Digitalisierung für Insolvenzverwalter – Abwicklung automatisieren

Die Abwicklung von Insolvenzverfahren ist ein anspruchsvolles und komplexes Tätigkeitsfeld, das eine bedeutende Funktion innehat. Innerhalb dieses Bereichs tragen Insolvenzverwalter eine verantwortungsvolle Rolle, da sie dazu verpflichtet sind, das Vermögen des Schuldners zu schützen, die Interessen der Gläubiger zu vertreten und den Ablauf des Verfahrens in eine geordneten Struktur zu lenken.

Die Aufgaben eines Insolvenzverwalters sind äußerst vielseitig. Sie umfassen die Verantwortung für sogenannte Hinterlegungen über Aufzeichnungen bis hin zu diversen Berichtspflichten. Klingt nach prall gefüllten Aktenmappen und hohen Papierstapeln? Bis vor nicht allzu langer Zeit war diese These höchstwahrscheinlich zutreffend. Doch die fortschreitende Digitalisierung und die Möglichkeit auf Prozessautomatisierung durch den Einsatz von Künstlicher Intelligenz (KI) sowie Maschinellem Lernen (ML) schafft Abhilfe.

Insolvenzverwalter als Schlüsselrolle in der Insolvenzabwicklung

Bevor wir in diesem Artikel die verschiedenen Aspekte der Digitalisierung für Insolvenzverwalter beleuchten und aufzeigen, wie diese von den Vorteilen einer automatisierten Herangehensweise an die Abwicklung des Insolvenzverfahrens profitieren, schaffen wir einen Überblick über die Hintergründe rund um das Thema Insolvenz und in welchem Kontext die Insolvenzverwaltung dazu steht.

Zustand der Insolvenz und Einleitung eines Insolvenzverfahrens

Falls ein Schuldner nicht in der Lage ist, seine bestehenden Zahlungsverpflichtungen gegenüber den Gläubigern zu erfüllen, wird dieser Zustand als Insolvenz bezeichnet.
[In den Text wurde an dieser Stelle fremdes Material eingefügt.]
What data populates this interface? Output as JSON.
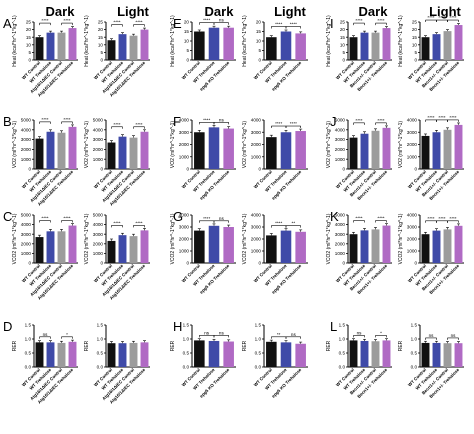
{
  "colors": {
    "wt_control": "#111111",
    "wt_trehalose": "#3f4aa8",
    "mutant_control": "#9c9c9c",
    "mutant_trehalose": "#b06ac4",
    "axis": "#000000"
  },
  "column_headers": [
    {
      "dark": "Dark",
      "light": "Light"
    },
    {
      "dark": "Dark",
      "light": "Light"
    },
    {
      "dark": "Dark",
      "light": "Light"
    }
  ],
  "chart_data": [
    {
      "type": "bar",
      "panel": "A",
      "period": "Dark",
      "ylabel": "Heat (kcal*hr^-1*kg^-1)",
      "ylim": [
        0,
        25
      ],
      "yticks": [
        0,
        5,
        10,
        15,
        20,
        25
      ],
      "categories": [
        "WT Control",
        "WT Trehalose",
        "Atg16l1^ΔIEC Control",
        "Atg16l1^ΔIEC Trehalose"
      ],
      "values": [
        15,
        18,
        18,
        21
      ],
      "significance": [
        {
          "from": 0,
          "to": 1,
          "text": "****"
        },
        {
          "from": 2,
          "to": 3,
          "text": "****"
        }
      ]
    },
    {
      "type": "bar",
      "panel": "A",
      "period": "Light",
      "ylabel": "Heat (kcal*hr^-1*kg^-1)",
      "ylim": [
        0,
        25
      ],
      "yticks": [
        0,
        5,
        10,
        15,
        20,
        25
      ],
      "categories": [
        "WT Control",
        "WT Trehalose",
        "Atg16l1^ΔIEC Control",
        "Atg16l1^ΔIEC Trehalose"
      ],
      "values": [
        13,
        17,
        16,
        20
      ],
      "significance": [
        {
          "from": 0,
          "to": 1,
          "text": "****"
        },
        {
          "from": 2,
          "to": 3,
          "text": "****"
        }
      ]
    },
    {
      "type": "bar",
      "panel": "E",
      "period": "Dark",
      "ylabel": "Heat (kcal*hr^-1*kg^-1)",
      "ylim": [
        0,
        20
      ],
      "yticks": [
        0,
        5,
        10,
        15,
        20
      ],
      "categories": [
        "WT Control",
        "WT Trehalose",
        "epg5 KO Trehalose"
      ],
      "values": [
        15,
        17,
        17
      ],
      "significance": [
        {
          "from": 0,
          "to": 1,
          "text": "****"
        },
        {
          "from": 1,
          "to": 2,
          "text": "ns"
        }
      ]
    },
    {
      "type": "bar",
      "panel": "E",
      "period": "Light",
      "ylabel": "Heat (kcal*hr^-1*kg^-1)",
      "ylim": [
        0,
        20
      ],
      "yticks": [
        0,
        5,
        10,
        15,
        20
      ],
      "categories": [
        "WT Control",
        "WT Trehalose",
        "epg5 KO Trehalose"
      ],
      "values": [
        12,
        15,
        14
      ],
      "significance": [
        {
          "from": 0,
          "to": 1,
          "text": "****"
        },
        {
          "from": 1,
          "to": 2,
          "text": "****"
        }
      ]
    },
    {
      "type": "bar",
      "panel": "I",
      "period": "Dark",
      "ylabel": "Heat (kcal*hr^-1*kg^-1)",
      "ylim": [
        0,
        25
      ],
      "yticks": [
        0,
        5,
        10,
        15,
        20,
        25
      ],
      "categories": [
        "WT Control",
        "WT Trehalose",
        "Becn1^+/- Control",
        "Becn1^+/- Trehalose"
      ],
      "values": [
        15,
        18,
        18,
        21
      ],
      "significance": [
        {
          "from": 0,
          "to": 1,
          "text": "****"
        },
        {
          "from": 2,
          "to": 3,
          "text": "****"
        }
      ]
    },
    {
      "type": "bar",
      "panel": "I",
      "period": "Light",
      "ylabel": "Heat (kcal*hr^-1*kg^-1)",
      "ylim": [
        0,
        25
      ],
      "yticks": [
        0,
        5,
        10,
        15,
        20,
        25
      ],
      "categories": [
        "WT Control",
        "WT Trehalose",
        "Becn1^+/- Control",
        "Becn1^+/- Trehalose"
      ],
      "values": [
        15,
        17,
        19,
        23
      ],
      "significance": [
        {
          "from": 0,
          "to": 1,
          "text": "****"
        },
        {
          "from": 1,
          "to": 2,
          "text": "****"
        },
        {
          "from": 2,
          "to": 3,
          "text": "****"
        }
      ]
    },
    {
      "type": "bar",
      "panel": "B",
      "period": "Dark",
      "ylabel": "VO2 (ml*hr^-1*kg^-1)",
      "ylim": [
        0,
        5000
      ],
      "yticks": [
        0,
        1000,
        2000,
        3000,
        4000,
        5000
      ],
      "categories": [
        "WT Control",
        "WT Trehalose",
        "Atg16l1^ΔIEC Control",
        "Atg16l1^ΔIEC Trehalose"
      ],
      "values": [
        3100,
        3800,
        3700,
        4300
      ],
      "significance": [
        {
          "from": 0,
          "to": 1,
          "text": "****"
        },
        {
          "from": 2,
          "to": 3,
          "text": "****"
        }
      ]
    },
    {
      "type": "bar",
      "panel": "B",
      "period": "Light",
      "ylabel": "VO2 (ml*hr^-1*kg^-1)",
      "ylim": [
        0,
        5000
      ],
      "yticks": [
        0,
        1000,
        2000,
        3000,
        4000,
        5000
      ],
      "categories": [
        "WT Control",
        "WT Trehalose",
        "Atg16l1^ΔIEC Control",
        "Atg16l1^ΔIEC Trehalose"
      ],
      "values": [
        2700,
        3300,
        3200,
        3800
      ],
      "significance": [
        {
          "from": 0,
          "to": 1,
          "text": "****"
        },
        {
          "from": 2,
          "to": 3,
          "text": "****"
        }
      ]
    },
    {
      "type": "bar",
      "panel": "F",
      "period": "Dark",
      "ylabel": "VO2 (ml*hr^-1*kg^-1)",
      "ylim": [
        0,
        4000
      ],
      "yticks": [
        0,
        1000,
        2000,
        3000,
        4000
      ],
      "categories": [
        "WT Control",
        "WT Trehalose",
        "epg5 KO Trehalose"
      ],
      "values": [
        3000,
        3400,
        3300
      ],
      "significance": [
        {
          "from": 0,
          "to": 1,
          "text": "****"
        },
        {
          "from": 1,
          "to": 2,
          "text": "ns"
        }
      ]
    },
    {
      "type": "bar",
      "panel": "F",
      "period": "Light",
      "ylabel": "VO2 (ml*hr^-1*kg^-1)",
      "ylim": [
        0,
        4000
      ],
      "yticks": [
        0,
        1000,
        2000,
        3000,
        4000
      ],
      "categories": [
        "WT Control",
        "WT Trehalose",
        "epg5 KO Trehalose"
      ],
      "values": [
        2600,
        3000,
        3100
      ],
      "significance": [
        {
          "from": 0,
          "to": 1,
          "text": "****"
        },
        {
          "from": 1,
          "to": 2,
          "text": "****"
        }
      ]
    },
    {
      "type": "bar",
      "panel": "J",
      "period": "Dark",
      "ylabel": "VO2 (ml*hr^-1*kg^-1)",
      "ylim": [
        0,
        5000
      ],
      "yticks": [
        0,
        1000,
        2000,
        3000,
        4000,
        5000
      ],
      "categories": [
        "WT Control",
        "WT Trehalose",
        "Becn1^+/- Control",
        "Becn1^+/- Trehalose"
      ],
      "values": [
        3200,
        3600,
        3900,
        4200
      ],
      "significance": [
        {
          "from": 0,
          "to": 1,
          "text": "****"
        },
        {
          "from": 2,
          "to": 3,
          "text": "****"
        }
      ]
    },
    {
      "type": "bar",
      "panel": "J",
      "period": "Light",
      "ylabel": "VO2 (ml*hr^-1*kg^-1)",
      "ylim": [
        0,
        4000
      ],
      "yticks": [
        0,
        1000,
        2000,
        3000,
        4000
      ],
      "categories": [
        "WT Control",
        "WT Trehalose",
        "Becn1^+/- Control",
        "Becn1^+/- Trehalose"
      ],
      "values": [
        2700,
        3000,
        3200,
        3600
      ],
      "significance": [
        {
          "from": 0,
          "to": 1,
          "text": "****"
        },
        {
          "from": 1,
          "to": 2,
          "text": "****"
        },
        {
          "from": 2,
          "to": 3,
          "text": "****"
        }
      ]
    },
    {
      "type": "bar",
      "panel": "C",
      "period": "Dark",
      "ylabel": "VCO2 (ml*hr^-1*kg^-1)",
      "ylim": [
        0,
        5000
      ],
      "yticks": [
        0,
        1000,
        2000,
        3000,
        4000,
        5000
      ],
      "categories": [
        "WT Control",
        "WT Trehalose",
        "Atg16l1^ΔIEC Control",
        "Atg16l1^ΔIEC Trehalose"
      ],
      "values": [
        2700,
        3300,
        3300,
        3900
      ],
      "significance": [
        {
          "from": 0,
          "to": 1,
          "text": "****"
        },
        {
          "from": 2,
          "to": 3,
          "text": "****"
        }
      ]
    },
    {
      "type": "bar",
      "panel": "C",
      "period": "Light",
      "ylabel": "VCO2 (ml*hr^-1*kg^-1)",
      "ylim": [
        0,
        5000
      ],
      "yticks": [
        0,
        1000,
        2000,
        3000,
        4000,
        5000
      ],
      "categories": [
        "WT Control",
        "WT Trehalose",
        "Atg16l1^ΔIEC Control",
        "Atg16l1^ΔIEC Trehalose"
      ],
      "values": [
        2300,
        2900,
        2800,
        3400
      ],
      "significance": [
        {
          "from": 0,
          "to": 1,
          "text": "****"
        },
        {
          "from": 2,
          "to": 3,
          "text": "****"
        }
      ]
    },
    {
      "type": "bar",
      "panel": "G",
      "period": "Dark",
      "ylabel": "VCO2 (ml*hr^-1*kg^-1)",
      "ylim": [
        0,
        4000
      ],
      "yticks": [
        0,
        1000,
        2000,
        3000,
        4000
      ],
      "categories": [
        "WT Control",
        "WT Trehalose",
        "epg5 KO Trehalose"
      ],
      "values": [
        2700,
        3100,
        3000
      ],
      "significance": [
        {
          "from": 0,
          "to": 1,
          "text": "****"
        },
        {
          "from": 1,
          "to": 2,
          "text": "ns"
        }
      ]
    },
    {
      "type": "bar",
      "panel": "G",
      "period": "Light",
      "ylabel": "VCO2 (ml*hr^-1*kg^-1)",
      "ylim": [
        0,
        4000
      ],
      "yticks": [
        0,
        1000,
        2000,
        3000,
        4000
      ],
      "categories": [
        "WT Control",
        "WT Trehalose",
        "epg5 KO Trehalose"
      ],
      "values": [
        2300,
        2700,
        2600
      ],
      "significance": [
        {
          "from": 0,
          "to": 1,
          "text": "****"
        },
        {
          "from": 1,
          "to": 2,
          "text": "**"
        }
      ]
    },
    {
      "type": "bar",
      "panel": "K",
      "period": "Dark",
      "ylabel": "VCO2 (ml*hr^-1*kg^-1)",
      "ylim": [
        0,
        5000
      ],
      "yticks": [
        0,
        1000,
        2000,
        3000,
        4000,
        5000
      ],
      "categories": [
        "WT Control",
        "WT Trehalose",
        "Becn1^+/- Control",
        "Becn1^+/- Trehalose"
      ],
      "values": [
        3000,
        3400,
        3500,
        3900
      ],
      "significance": [
        {
          "from": 0,
          "to": 1,
          "text": "****"
        },
        {
          "from": 2,
          "to": 3,
          "text": "****"
        }
      ]
    },
    {
      "type": "bar",
      "panel": "K",
      "period": "Light",
      "ylabel": "VCO2 (ml*hr^-1*kg^-1)",
      "ylim": [
        0,
        4000
      ],
      "yticks": [
        0,
        1000,
        2000,
        3000,
        4000
      ],
      "categories": [
        "WT Control",
        "WT Trehalose",
        "Becn1^+/- Control",
        "Becn1^+/- Trehalose"
      ],
      "values": [
        2400,
        2700,
        2800,
        3100
      ],
      "significance": [
        {
          "from": 0,
          "to": 1,
          "text": "****"
        },
        {
          "from": 1,
          "to": 2,
          "text": "****"
        },
        {
          "from": 2,
          "to": 3,
          "text": "****"
        }
      ]
    },
    {
      "type": "bar",
      "panel": "D",
      "period": "Dark",
      "ylabel": "RER",
      "ylim": [
        0,
        1.5
      ],
      "yticks": [
        0,
        0.5,
        1.0,
        1.5
      ],
      "categories": [
        "WT Control",
        "WT Trehalose",
        "Atg16l1^ΔIEC Control",
        "Atg16l1^ΔIEC Trehalose"
      ],
      "values": [
        0.88,
        0.88,
        0.86,
        0.9
      ],
      "significance": [
        {
          "from": 0,
          "to": 1,
          "text": "ns"
        },
        {
          "from": 2,
          "to": 3,
          "text": "*"
        }
      ]
    },
    {
      "type": "bar",
      "panel": "D",
      "period": "Light",
      "ylabel": "RER",
      "ylim": [
        0,
        1.5
      ],
      "yticks": [
        0,
        0.5,
        1.0,
        1.5
      ],
      "categories": [
        "WT Control",
        "WT Trehalose",
        "Atg16l1^ΔIEC Control",
        "Atg16l1^ΔIEC Trehalose"
      ],
      "values": [
        0.85,
        0.85,
        0.86,
        0.88
      ],
      "significance": []
    },
    {
      "type": "bar",
      "panel": "H",
      "period": "Dark",
      "ylabel": "RER",
      "ylim": [
        0,
        1.5
      ],
      "yticks": [
        0,
        0.5,
        1.0,
        1.5
      ],
      "categories": [
        "WT Control",
        "WT Trehalose",
        "epg5 KO Trehalose"
      ],
      "values": [
        0.95,
        0.93,
        0.91
      ],
      "significance": [
        {
          "from": 0,
          "to": 1,
          "text": "ns"
        },
        {
          "from": 1,
          "to": 2,
          "text": "ns"
        }
      ]
    },
    {
      "type": "bar",
      "panel": "H",
      "period": "Light",
      "ylabel": "RER",
      "ylim": [
        0,
        1.5
      ],
      "yticks": [
        0,
        0.5,
        1.0,
        1.5
      ],
      "categories": [
        "WT Control",
        "WT Trehalose",
        "epg5 KO Trehalose"
      ],
      "values": [
        0.9,
        0.88,
        0.83
      ],
      "significance": [
        {
          "from": 0,
          "to": 1,
          "text": "**"
        },
        {
          "from": 1,
          "to": 2,
          "text": "ns"
        }
      ]
    },
    {
      "type": "bar",
      "panel": "L",
      "period": "Dark",
      "ylabel": "RER",
      "ylim": [
        0,
        1.5
      ],
      "yticks": [
        0,
        0.5,
        1.0,
        1.5
      ],
      "categories": [
        "WT Control",
        "WT Trehalose",
        "Becn1^+/- Control",
        "Becn1^+/- Trehalose"
      ],
      "values": [
        0.95,
        0.93,
        0.92,
        0.95
      ],
      "significance": [
        {
          "from": 0,
          "to": 1,
          "text": "ns"
        },
        {
          "from": 2,
          "to": 3,
          "text": "*"
        }
      ]
    },
    {
      "type": "bar",
      "panel": "L",
      "period": "Light",
      "ylabel": "RER",
      "ylim": [
        0,
        1.5
      ],
      "yticks": [
        0,
        0.5,
        1.0,
        1.5
      ],
      "categories": [
        "WT Control",
        "WT Trehalose",
        "Becn1^+/- Control",
        "Becn1^+/- Trehalose"
      ],
      "values": [
        0.86,
        0.86,
        0.85,
        0.85
      ],
      "significance": [
        {
          "from": 0,
          "to": 1,
          "text": "ns"
        },
        {
          "from": 2,
          "to": 3,
          "text": "ns"
        }
      ]
    }
  ]
}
In solchen Fällen wird das Insolvenzverfahren eingeleitet, das zum Ziel hat, die Zahlungsfähigkeit entweder wiederherzustellen oder zumindest eine geordnete Abwicklung der Situation sicherzustellen. Innerhalb dieses Verfahrens wird vom Gericht einen Insolvenzverwalter benannt.
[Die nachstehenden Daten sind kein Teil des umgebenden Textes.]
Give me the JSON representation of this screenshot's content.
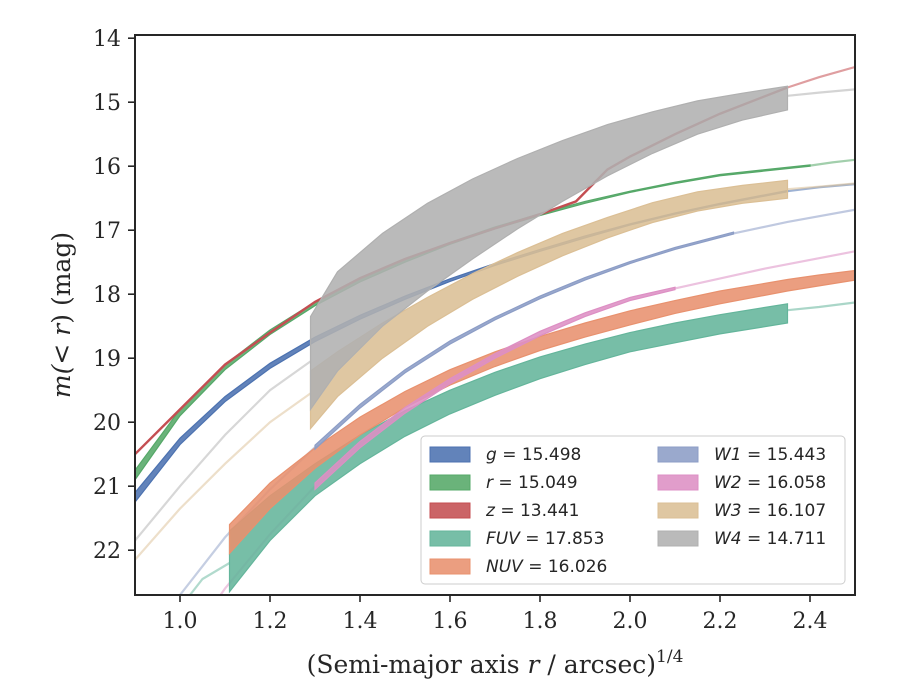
{
  "chart_data": {
    "type": "line",
    "xlabel": "(Semi-major axis r / arcsec)",
    "xlabel_var": "r",
    "xlabel_pre": "(Semi-major axis ",
    "xlabel_post": " / arcsec)",
    "xlabel_exp": "1/4",
    "ylabel_pre": "m(",
    "ylabel_var": "< r",
    "ylabel_post": ") (mag)",
    "xlim": [
      0.9,
      2.5
    ],
    "ylim": [
      22.7,
      13.95
    ],
    "y_inverted": true,
    "xticks": [
      "1.0",
      "1.2",
      "1.4",
      "1.6",
      "1.8",
      "2.0",
      "2.2",
      "2.4"
    ],
    "yticks": [
      "14",
      "15",
      "16",
      "17",
      "18",
      "19",
      "20",
      "21",
      "22"
    ],
    "grid": false,
    "legend_position": "lower-right",
    "series": [
      {
        "name": "g = 15.498",
        "band": "g",
        "total": "15.498",
        "color": "#4c72b0",
        "band_x": [
          0.9,
          1.0,
          1.1,
          1.2,
          1.3,
          1.4,
          1.5,
          1.6,
          1.7,
          1.8,
          1.9,
          2.0,
          2.1,
          2.2,
          2.35
        ],
        "band_lo": [
          21.25,
          20.35,
          19.68,
          19.16,
          18.74,
          18.39,
          18.08,
          17.8,
          17.55,
          17.33,
          17.12,
          16.92,
          16.75,
          16.6,
          16.4
        ],
        "band_hi": [
          21.1,
          20.25,
          19.6,
          19.08,
          18.67,
          18.33,
          18.03,
          17.76,
          17.52,
          17.3,
          17.09,
          16.9,
          16.73,
          16.58,
          16.38
        ],
        "ext_x": [
          2.35,
          2.42,
          2.5
        ],
        "ext_y": [
          16.39,
          16.33,
          16.28
        ]
      },
      {
        "name": "r = 15.049",
        "band": "r",
        "total": "15.049",
        "color": "#55a868",
        "band_x": [
          0.9,
          1.0,
          1.1,
          1.2,
          1.3,
          1.4,
          1.5,
          1.6,
          1.7,
          1.8,
          1.9,
          2.0,
          2.1,
          2.2,
          2.4
        ],
        "band_lo": [
          20.9,
          19.9,
          19.18,
          18.63,
          18.18,
          17.81,
          17.5,
          17.22,
          16.98,
          16.77,
          16.58,
          16.41,
          16.27,
          16.15,
          16.0
        ],
        "band_hi": [
          20.75,
          19.8,
          19.1,
          18.56,
          18.12,
          17.76,
          17.46,
          17.19,
          16.95,
          16.74,
          16.55,
          16.39,
          16.25,
          16.13,
          15.98
        ],
        "ext_x": [
          2.4,
          2.45,
          2.5
        ],
        "ext_y": [
          15.99,
          15.94,
          15.9
        ]
      },
      {
        "name": "z = 13.441",
        "band": "z",
        "total": "13.441",
        "color": "#c44e52",
        "line_x": [
          0.9,
          1.0,
          1.1,
          1.2,
          1.3,
          1.4,
          1.5,
          1.6,
          1.7,
          1.8,
          1.88,
          1.95,
          2.0,
          2.1,
          2.2,
          2.35
        ],
        "line_y": [
          20.5,
          19.8,
          19.1,
          18.6,
          18.12,
          17.75,
          17.45,
          17.2,
          16.97,
          16.75,
          16.55,
          16.05,
          15.85,
          15.5,
          15.18,
          14.77
        ],
        "ext_x": [
          2.35,
          2.42,
          2.5
        ],
        "ext_y": [
          14.77,
          14.61,
          14.45
        ]
      },
      {
        "name": "FUV = 17.853",
        "band": "FUV",
        "total": "17.853",
        "color": "#64b59b",
        "band_x": [
          1.11,
          1.2,
          1.3,
          1.4,
          1.5,
          1.6,
          1.7,
          1.8,
          1.9,
          2.0,
          2.1,
          2.2,
          2.35
        ],
        "band_lo": [
          22.65,
          21.85,
          21.15,
          20.65,
          20.22,
          19.87,
          19.58,
          19.32,
          19.1,
          18.9,
          18.76,
          18.62,
          18.45
        ],
        "band_hi": [
          21.7,
          21.15,
          20.65,
          20.2,
          19.82,
          19.5,
          19.22,
          18.98,
          18.78,
          18.6,
          18.45,
          18.32,
          18.15
        ],
        "fade_x": [
          0.9,
          0.95,
          1.0,
          1.05,
          1.11
        ],
        "fade_y": [
          24.2,
          23.5,
          22.9,
          22.45,
          22.2
        ],
        "ext_x": [
          2.35,
          2.42,
          2.5
        ],
        "ext_y": [
          18.25,
          18.2,
          18.13
        ]
      },
      {
        "name": "NUV = 16.026",
        "band": "NUV",
        "total": "16.026",
        "color": "#e8916e",
        "band_x": [
          1.11,
          1.2,
          1.3,
          1.4,
          1.5,
          1.6,
          1.7,
          1.8,
          1.9,
          2.0,
          2.1,
          2.2,
          2.35,
          2.42,
          2.5
        ],
        "band_lo": [
          22.05,
          21.35,
          20.72,
          20.2,
          19.77,
          19.42,
          19.13,
          18.88,
          18.67,
          18.48,
          18.3,
          18.15,
          17.95,
          17.87,
          17.78
        ],
        "band_hi": [
          21.6,
          20.95,
          20.4,
          19.92,
          19.52,
          19.18,
          18.9,
          18.66,
          18.45,
          18.26,
          18.1,
          17.95,
          17.77,
          17.7,
          17.63
        ]
      },
      {
        "name": "W1 = 15.443",
        "band": "W1",
        "total": "15.443",
        "color": "#8c9dc6",
        "band_x": [
          1.3,
          1.4,
          1.5,
          1.6,
          1.7,
          1.8,
          1.9,
          2.0,
          2.1,
          2.23
        ],
        "band_lo": [
          20.42,
          19.78,
          19.23,
          18.78,
          18.4,
          18.07,
          17.78,
          17.52,
          17.3,
          17.06
        ],
        "band_hi": [
          20.36,
          19.72,
          19.18,
          18.73,
          18.36,
          18.03,
          17.74,
          17.49,
          17.27,
          17.03
        ],
        "fade_x": [
          0.9,
          1.0,
          1.1,
          1.2,
          1.3
        ],
        "fade_y": [
          23.8,
          22.7,
          21.8,
          21.05,
          20.39
        ],
        "ext_x": [
          2.23,
          2.35,
          2.5
        ],
        "ext_y": [
          17.05,
          16.87,
          16.68
        ]
      },
      {
        "name": "W2 = 16.058",
        "band": "W2",
        "total": "16.058",
        "color": "#dd8fc4",
        "band_x": [
          1.3,
          1.4,
          1.5,
          1.6,
          1.7,
          1.8,
          1.9,
          2.0,
          2.1
        ],
        "band_lo": [
          21.05,
          20.4,
          19.86,
          19.4,
          19.0,
          18.65,
          18.35,
          18.1,
          17.93
        ],
        "band_hi": [
          20.95,
          20.3,
          19.77,
          19.32,
          18.93,
          18.58,
          18.29,
          18.05,
          17.89
        ],
        "fade_x": [
          0.9,
          1.0,
          1.1,
          1.2,
          1.3
        ],
        "fade_y": [
          24.8,
          23.6,
          22.6,
          21.75,
          21.0
        ],
        "ext_x": [
          2.1,
          2.3,
          2.5
        ],
        "ext_y": [
          17.91,
          17.6,
          17.33
        ]
      },
      {
        "name": "W3 = 16.107",
        "band": "W3",
        "total": "16.107",
        "color": "#dbbf95",
        "band_x": [
          1.29,
          1.35,
          1.45,
          1.55,
          1.65,
          1.75,
          1.85,
          1.95,
          2.05,
          2.15,
          2.25,
          2.35
        ],
        "band_lo": [
          20.1,
          19.6,
          19.0,
          18.5,
          18.08,
          17.72,
          17.4,
          17.12,
          16.88,
          16.7,
          16.58,
          16.5
        ],
        "band_hi": [
          19.2,
          18.9,
          18.45,
          18.05,
          17.68,
          17.35,
          17.05,
          16.8,
          16.57,
          16.4,
          16.3,
          16.22
        ],
        "fade_x": [
          0.9,
          1.0,
          1.1,
          1.2,
          1.29
        ],
        "fade_y": [
          22.15,
          21.35,
          20.65,
          20.0,
          19.55
        ],
        "ext_x": [
          2.35,
          2.42,
          2.5
        ],
        "ext_y": [
          16.36,
          16.32,
          16.27
        ]
      },
      {
        "name": "W4 = 14.711",
        "band": "W4",
        "total": "14.711",
        "color": "#b0b0b0",
        "band_x": [
          1.29,
          1.35,
          1.45,
          1.55,
          1.65,
          1.75,
          1.85,
          1.95,
          2.05,
          2.15,
          2.25,
          2.35
        ],
        "band_lo": [
          19.8,
          19.2,
          18.5,
          17.95,
          17.45,
          16.98,
          16.55,
          16.15,
          15.8,
          15.5,
          15.28,
          15.12
        ],
        "band_hi": [
          18.35,
          17.65,
          17.05,
          16.58,
          16.2,
          15.88,
          15.6,
          15.35,
          15.15,
          14.98,
          14.86,
          14.75
        ],
        "fade_x": [
          0.9,
          1.0,
          1.1,
          1.2,
          1.29
        ],
        "fade_y": [
          21.85,
          21.0,
          20.2,
          19.5,
          19.05
        ],
        "ext_x": [
          2.35,
          2.42,
          2.5
        ],
        "ext_y": [
          14.9,
          14.85,
          14.8
        ]
      }
    ]
  }
}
Aufgaben eines Insolvenzverwalters

Nachdem das Gericht die Ernennung zum Insolvenzverwalter durchgeführt hat, liegt dessen Verantwortung darin, unmittelbar die Kontrolle über die Insolvenzmasse zu übernehmen und diese zu verwalten. Hierbei bestehen seine Verpflichtungen in der Hinterlegung, Siegelung, Aufzeichnung, Aufbewahrung sowie zusätzliche Pflichten zur Rechnungslegung. Eine zentrale Aufgabe besteht darin, die Insolvenzmasse zu identifizieren und unter den Gläubigern aufzuteilen.

Die Insolvenzmasse

Gemäß der rechtlichen Definition in § 35 der Insolvenzordnung (InsO) umfasst die Insolvenzmasse (früher Konkursmasse) sämtliches Vermögen, das dem Insolvenzschuldner zum Zeitpunkt der Eröffnung des Insolvenzverfahrens gehört und auch solches, das er während des Verfahrens erworben hat (Neuerwerb). Die Bestandteile der Insolvenzmasse müssen nach § 153 der InsO in einer Übersicht über das Vermögen aufgeführt werden, um sie den Verbindlichkeiten des Schuldners gegenüberzustellen.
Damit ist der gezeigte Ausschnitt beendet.